百合若「遠慮しなくていいのですよ、蘭丸」

 融 「甘えたいんですか、もしかして」

× × ×

 融の胡座の足の間。

 竜胆(猫)と菊千代(猫)の間に蘭丸(猫)が割り込む形。

 菊千代(猫)、蘭丸(猫)を軽く威嚇。

 蘭丸(猫)、菊千代(猫)の頭を2,3回舐める。

 菊千代(猫)、大人しくなる。

百合若の声「猫は、隙あらば甘える生き物なのです。
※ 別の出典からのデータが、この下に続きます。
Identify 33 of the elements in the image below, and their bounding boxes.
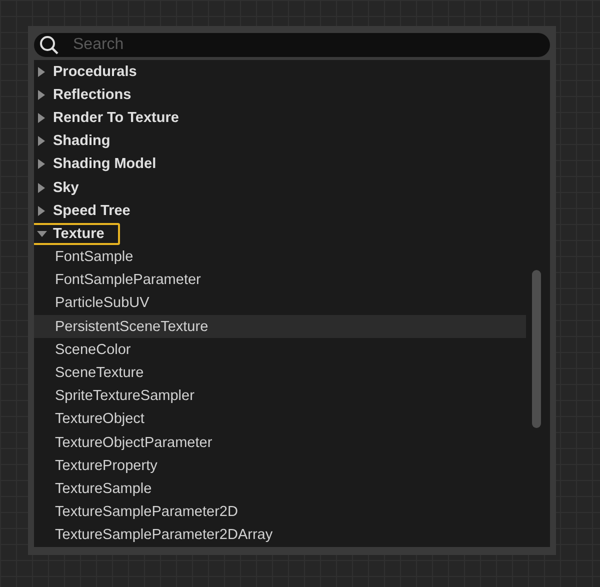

悲しいかな、それが猫の性(さが)。逆らうことはできません……この、私ですら」

× × ×

 融の側に、百合若(猫)。

 融 「え」

 百合若(猫)、融から少しだけ離れた所に移動すると、畳の上に横たわって腹を見せる。

 『撫でて』的な雰囲気。

 融 「ゆ、百合若さん ?」

 百合若(猫)、融を見ながら畳の上で体をくねらせる。

 融 「撫でろってこと?」

 百合若(猫)、「ニャア」と口だけ動かす。

 融、体を屈めて右手を伸ばす。

 百合若に届きそうで届かない。

 融、さらに前屈みになる。

 融の指先が百合若(猫)に触れそうになった瞬間――。

百合若(猫)「(短く、拒絶の鳴き声)」

 百合若(猫)融の手に軽く猫パンチ。

 融、反射的に右手を引っ込める。

 百合若(猫)、サッと起き上がり、尻尾を立てたまま部屋を出て行ってしまう。

 融、右手をさすりながら

 融 「なんだったんだ、今のは……」


□融の部屋の前の廊下

 障子の影で百合若(猫)が毛繕いをしている。(猫の照れ隠しの表現)


□庭・同時刻

 茂みの中のジャスミン(猫)の目、夜空を見上げる。

 夜空に輝く満月。


□離れ・同時刻

 障子越しに差し込むのは月の光・

 それ以外は朝と何一つ変わらぬ風景。


□融の部屋

 猫3匹を膝に乗せた融がスマホを見ている。

 スマホの画面にステージ上の椿の写真。

 コメント【椿のコス、三毛のファーがかわいい!】

 満足げな顔になる融。

 融 「ん、よし」

 融、鴨居にかけた7着の衣装を見上げ、スマホを構える。

 むくりと起き上がる菊千代(猫)。

× × ×

 スマホのカメラ。

 並んだアイドル衣装の画面が静止画になる――かと思いきや、菊千代(猫)がカメラを覗き込む。

 そのまま静止画になる寸前に、カメラが動いて菊千代(猫)を避ける。

 ちょっと見切れた7着の衣装、ツイッター画面に。

コメント【次のライブも頑張ります! 応援、よろしく!(融)】

 『いいね』のハートがピコン、と付く。